A ringfort is a roughly circular enclosure, typically defined by one or more earthen banks and ditches, built during the early medieval period in Ireland as a farmstead or settlement. Most have a single enclosing bank, so the discovery at Baldonnell Little is particularly interesting. When a field inspection was carried out in 1986, surveyors found a raised circular area with an internal diameter of thirty-three metres, defined by a low bank surviving to about 0.3 metres in height along the south-east to west arc, with traces of an external fosse, or ditch, ranging between seven and thirteen metres in width. A possible entrance was identified in the north-east sector. That much was already suggestive of something more complex than an ordinary single-bank enclosure. Then, in 2011, a review of LiDAR data, a remote sensing technique that uses laser pulses to detect subtle variations in ground surface, revealed that the remains were those of a tri-vallate enclosure, meaning it originally had three concentric banks and ditches. Tri-vallate ringforts are comparatively rare in the Irish landscape, and their presence is often associated with higher-status settlement. A geophysical survey followed in 2013, though the results were described as limited. The site is referenced in work by Ua Broin from 1944 and by Healy in 1974, and was compiled into the national record by Geraldine Stout and Paul Walsh.

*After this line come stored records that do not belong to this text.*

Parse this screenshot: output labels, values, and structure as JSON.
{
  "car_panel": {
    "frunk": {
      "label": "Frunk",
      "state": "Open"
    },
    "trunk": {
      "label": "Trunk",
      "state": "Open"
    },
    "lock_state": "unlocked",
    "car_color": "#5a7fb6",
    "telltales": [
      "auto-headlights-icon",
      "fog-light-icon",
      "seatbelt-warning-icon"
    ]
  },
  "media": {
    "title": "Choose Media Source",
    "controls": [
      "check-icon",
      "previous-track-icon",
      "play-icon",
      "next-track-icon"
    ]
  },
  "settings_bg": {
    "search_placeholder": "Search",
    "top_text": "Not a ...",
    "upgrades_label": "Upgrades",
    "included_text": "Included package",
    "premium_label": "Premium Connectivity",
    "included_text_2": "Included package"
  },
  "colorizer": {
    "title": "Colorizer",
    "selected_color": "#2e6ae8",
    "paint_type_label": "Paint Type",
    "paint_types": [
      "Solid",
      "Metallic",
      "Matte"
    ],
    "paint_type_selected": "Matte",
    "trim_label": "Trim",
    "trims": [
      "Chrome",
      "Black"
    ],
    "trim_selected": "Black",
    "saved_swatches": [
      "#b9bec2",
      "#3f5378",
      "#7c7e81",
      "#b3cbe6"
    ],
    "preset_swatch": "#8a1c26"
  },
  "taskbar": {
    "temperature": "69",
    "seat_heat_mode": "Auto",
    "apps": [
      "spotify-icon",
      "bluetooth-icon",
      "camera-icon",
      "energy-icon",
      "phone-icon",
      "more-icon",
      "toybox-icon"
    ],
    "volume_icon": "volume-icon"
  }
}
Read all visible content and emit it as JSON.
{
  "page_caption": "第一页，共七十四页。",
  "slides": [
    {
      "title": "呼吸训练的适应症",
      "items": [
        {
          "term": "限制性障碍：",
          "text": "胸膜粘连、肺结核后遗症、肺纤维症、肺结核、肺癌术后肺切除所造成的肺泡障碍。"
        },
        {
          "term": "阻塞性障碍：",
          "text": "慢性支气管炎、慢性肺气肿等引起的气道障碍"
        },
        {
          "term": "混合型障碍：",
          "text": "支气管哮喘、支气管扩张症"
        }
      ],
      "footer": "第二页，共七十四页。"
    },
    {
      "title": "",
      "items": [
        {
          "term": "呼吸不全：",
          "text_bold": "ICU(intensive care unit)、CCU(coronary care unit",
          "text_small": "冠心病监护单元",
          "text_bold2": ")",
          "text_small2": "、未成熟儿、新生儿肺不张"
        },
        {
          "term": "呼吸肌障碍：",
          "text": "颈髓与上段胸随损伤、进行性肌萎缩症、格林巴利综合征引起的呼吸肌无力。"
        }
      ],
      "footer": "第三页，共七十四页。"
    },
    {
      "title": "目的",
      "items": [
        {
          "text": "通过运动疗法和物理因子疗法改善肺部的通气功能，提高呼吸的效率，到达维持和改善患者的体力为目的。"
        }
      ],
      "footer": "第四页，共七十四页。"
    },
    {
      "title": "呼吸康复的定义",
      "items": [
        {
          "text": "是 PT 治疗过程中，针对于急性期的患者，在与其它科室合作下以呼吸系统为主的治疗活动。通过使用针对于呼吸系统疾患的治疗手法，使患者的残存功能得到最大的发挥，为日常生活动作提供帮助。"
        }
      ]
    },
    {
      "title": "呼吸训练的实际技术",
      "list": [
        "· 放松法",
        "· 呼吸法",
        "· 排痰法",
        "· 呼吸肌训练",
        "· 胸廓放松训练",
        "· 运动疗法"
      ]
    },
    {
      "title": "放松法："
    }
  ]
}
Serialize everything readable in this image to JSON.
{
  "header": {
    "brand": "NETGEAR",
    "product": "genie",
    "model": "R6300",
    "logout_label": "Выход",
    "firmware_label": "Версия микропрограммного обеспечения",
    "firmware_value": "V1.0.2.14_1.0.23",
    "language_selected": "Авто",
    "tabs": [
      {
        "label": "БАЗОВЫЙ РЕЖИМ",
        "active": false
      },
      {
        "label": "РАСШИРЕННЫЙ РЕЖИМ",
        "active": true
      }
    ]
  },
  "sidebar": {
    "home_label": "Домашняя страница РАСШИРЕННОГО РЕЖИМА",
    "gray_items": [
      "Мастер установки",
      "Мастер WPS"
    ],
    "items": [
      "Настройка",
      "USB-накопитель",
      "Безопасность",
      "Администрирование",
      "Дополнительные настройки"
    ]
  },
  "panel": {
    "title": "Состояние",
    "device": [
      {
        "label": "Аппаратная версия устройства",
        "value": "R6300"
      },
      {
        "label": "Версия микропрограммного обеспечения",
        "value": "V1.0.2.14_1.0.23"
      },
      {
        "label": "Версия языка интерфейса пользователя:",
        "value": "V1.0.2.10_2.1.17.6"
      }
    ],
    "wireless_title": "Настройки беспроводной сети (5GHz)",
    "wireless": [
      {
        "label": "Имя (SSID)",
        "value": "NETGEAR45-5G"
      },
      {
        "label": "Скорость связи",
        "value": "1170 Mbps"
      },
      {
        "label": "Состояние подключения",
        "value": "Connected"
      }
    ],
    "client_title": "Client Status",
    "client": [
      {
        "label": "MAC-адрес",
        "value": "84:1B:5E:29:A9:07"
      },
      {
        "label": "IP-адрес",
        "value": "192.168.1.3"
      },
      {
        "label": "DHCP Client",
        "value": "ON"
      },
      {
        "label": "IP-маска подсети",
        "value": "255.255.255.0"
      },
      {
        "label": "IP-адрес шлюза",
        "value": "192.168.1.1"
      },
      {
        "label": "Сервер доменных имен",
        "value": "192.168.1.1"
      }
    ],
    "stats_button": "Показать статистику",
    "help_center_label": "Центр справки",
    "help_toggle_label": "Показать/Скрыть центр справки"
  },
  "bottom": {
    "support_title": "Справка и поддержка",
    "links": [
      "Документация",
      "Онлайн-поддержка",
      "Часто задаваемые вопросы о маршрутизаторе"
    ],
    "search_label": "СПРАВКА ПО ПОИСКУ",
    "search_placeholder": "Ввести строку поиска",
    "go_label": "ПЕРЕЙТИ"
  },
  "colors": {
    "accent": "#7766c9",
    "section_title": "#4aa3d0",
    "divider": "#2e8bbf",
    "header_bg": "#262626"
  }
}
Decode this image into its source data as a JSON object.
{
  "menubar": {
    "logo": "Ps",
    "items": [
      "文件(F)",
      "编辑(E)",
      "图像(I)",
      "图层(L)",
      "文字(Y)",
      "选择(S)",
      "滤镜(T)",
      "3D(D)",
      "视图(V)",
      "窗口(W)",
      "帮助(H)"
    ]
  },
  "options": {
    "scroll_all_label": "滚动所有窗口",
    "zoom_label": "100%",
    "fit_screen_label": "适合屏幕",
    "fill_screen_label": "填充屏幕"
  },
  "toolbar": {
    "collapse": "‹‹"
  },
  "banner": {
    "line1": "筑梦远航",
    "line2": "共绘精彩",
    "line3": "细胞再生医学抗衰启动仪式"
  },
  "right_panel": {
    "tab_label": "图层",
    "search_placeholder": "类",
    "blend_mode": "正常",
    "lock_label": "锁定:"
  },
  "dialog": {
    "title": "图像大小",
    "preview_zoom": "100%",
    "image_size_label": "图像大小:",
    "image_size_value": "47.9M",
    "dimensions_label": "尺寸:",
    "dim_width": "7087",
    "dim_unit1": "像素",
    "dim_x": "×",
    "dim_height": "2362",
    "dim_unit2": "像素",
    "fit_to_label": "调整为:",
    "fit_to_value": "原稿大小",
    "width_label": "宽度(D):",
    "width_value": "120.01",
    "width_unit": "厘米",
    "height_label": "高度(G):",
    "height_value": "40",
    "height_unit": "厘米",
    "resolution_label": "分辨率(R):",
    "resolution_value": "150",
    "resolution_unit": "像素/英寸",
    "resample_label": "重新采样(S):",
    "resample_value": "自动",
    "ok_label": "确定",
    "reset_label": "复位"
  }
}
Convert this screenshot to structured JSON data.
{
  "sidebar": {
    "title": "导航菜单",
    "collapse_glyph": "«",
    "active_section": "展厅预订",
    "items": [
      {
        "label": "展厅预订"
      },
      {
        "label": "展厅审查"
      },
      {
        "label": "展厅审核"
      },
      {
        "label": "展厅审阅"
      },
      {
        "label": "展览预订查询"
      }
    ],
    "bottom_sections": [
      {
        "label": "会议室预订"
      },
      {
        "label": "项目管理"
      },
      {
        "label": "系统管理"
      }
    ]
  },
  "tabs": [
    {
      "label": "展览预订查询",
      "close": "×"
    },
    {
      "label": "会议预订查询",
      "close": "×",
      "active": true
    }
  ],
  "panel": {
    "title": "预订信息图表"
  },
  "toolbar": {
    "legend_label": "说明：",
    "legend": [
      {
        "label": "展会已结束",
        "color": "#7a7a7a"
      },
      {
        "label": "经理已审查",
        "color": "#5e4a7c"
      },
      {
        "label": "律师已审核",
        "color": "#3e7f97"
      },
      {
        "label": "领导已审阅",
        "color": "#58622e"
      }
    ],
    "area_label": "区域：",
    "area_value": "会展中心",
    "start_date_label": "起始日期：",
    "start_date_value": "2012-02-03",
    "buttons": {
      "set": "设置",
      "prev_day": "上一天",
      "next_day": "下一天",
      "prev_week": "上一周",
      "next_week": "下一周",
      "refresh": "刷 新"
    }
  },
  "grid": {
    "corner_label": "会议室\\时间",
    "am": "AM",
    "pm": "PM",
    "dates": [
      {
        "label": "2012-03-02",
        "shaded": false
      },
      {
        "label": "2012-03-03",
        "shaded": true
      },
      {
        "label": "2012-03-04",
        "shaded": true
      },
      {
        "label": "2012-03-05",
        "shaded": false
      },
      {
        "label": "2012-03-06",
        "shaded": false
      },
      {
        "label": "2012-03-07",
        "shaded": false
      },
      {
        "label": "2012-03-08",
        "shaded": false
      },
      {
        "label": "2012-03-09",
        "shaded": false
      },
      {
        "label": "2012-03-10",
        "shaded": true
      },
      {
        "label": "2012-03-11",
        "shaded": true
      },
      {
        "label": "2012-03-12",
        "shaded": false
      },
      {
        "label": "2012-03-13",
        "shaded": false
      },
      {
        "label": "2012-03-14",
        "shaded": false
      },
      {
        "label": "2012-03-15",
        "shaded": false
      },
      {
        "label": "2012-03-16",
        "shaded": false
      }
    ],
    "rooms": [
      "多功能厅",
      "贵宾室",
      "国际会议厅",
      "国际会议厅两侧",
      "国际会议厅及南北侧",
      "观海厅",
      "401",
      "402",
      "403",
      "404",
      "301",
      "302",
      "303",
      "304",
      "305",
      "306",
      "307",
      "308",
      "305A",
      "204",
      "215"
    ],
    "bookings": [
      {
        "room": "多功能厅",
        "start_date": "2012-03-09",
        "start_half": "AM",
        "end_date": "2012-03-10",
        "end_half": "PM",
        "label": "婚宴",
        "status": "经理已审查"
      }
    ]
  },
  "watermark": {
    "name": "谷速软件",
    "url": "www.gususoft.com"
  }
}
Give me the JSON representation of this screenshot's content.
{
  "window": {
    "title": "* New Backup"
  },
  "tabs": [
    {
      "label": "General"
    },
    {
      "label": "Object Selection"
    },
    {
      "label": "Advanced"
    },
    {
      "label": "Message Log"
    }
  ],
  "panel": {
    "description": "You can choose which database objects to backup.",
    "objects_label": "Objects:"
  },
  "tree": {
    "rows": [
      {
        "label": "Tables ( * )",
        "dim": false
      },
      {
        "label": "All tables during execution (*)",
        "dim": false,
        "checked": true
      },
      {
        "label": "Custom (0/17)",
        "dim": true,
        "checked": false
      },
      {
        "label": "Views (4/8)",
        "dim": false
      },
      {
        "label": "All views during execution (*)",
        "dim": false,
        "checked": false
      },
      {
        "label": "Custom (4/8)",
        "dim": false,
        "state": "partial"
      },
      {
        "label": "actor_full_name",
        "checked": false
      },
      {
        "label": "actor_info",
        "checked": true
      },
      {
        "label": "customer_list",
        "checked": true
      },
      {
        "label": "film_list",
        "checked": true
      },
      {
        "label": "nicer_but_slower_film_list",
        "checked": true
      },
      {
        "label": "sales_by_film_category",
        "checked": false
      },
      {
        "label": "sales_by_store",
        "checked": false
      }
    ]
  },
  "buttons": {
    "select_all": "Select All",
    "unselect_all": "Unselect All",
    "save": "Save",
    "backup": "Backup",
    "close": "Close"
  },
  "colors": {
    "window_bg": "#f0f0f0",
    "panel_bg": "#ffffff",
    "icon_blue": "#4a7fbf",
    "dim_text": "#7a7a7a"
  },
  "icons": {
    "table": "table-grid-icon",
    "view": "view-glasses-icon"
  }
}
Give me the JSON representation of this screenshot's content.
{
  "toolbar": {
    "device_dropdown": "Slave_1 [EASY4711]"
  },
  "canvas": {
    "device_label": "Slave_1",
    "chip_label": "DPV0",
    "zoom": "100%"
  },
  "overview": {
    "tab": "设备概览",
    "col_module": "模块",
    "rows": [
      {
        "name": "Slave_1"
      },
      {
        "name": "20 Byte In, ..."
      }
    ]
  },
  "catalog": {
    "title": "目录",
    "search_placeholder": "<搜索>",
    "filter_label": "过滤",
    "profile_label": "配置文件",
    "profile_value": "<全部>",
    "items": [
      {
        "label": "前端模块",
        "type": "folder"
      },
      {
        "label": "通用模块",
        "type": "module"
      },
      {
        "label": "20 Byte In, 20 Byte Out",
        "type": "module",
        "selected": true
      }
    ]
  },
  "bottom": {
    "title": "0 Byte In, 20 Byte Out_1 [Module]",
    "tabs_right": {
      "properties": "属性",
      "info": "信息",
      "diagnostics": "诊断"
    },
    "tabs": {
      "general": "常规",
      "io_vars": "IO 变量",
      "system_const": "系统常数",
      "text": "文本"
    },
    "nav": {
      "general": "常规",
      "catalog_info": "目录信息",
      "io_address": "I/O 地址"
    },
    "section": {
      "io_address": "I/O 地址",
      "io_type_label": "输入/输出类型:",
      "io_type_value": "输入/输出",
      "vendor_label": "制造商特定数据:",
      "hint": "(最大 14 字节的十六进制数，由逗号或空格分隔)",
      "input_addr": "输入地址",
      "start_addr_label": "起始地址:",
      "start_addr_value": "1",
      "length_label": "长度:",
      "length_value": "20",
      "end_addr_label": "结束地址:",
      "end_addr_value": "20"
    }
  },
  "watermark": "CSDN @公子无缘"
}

The site sits on flat agricultural land near Baldonnell, an area most people associate with Casement Aerodrome rather than early medieval archaeology. There is no formal public access or signage, and the earthworks are low and unspectacular to the untrained eye; the bank barely rises above the surrounding ground. The value here is less in dramatic visual impact and more in understanding that even in heavily managed, suburban-fringe landscapes, early medieval enclosures can persist almost invisibly beneath the fields, waiting for the right technology to reveal what centuries of ploughing and cartographic neglect had effectively erased.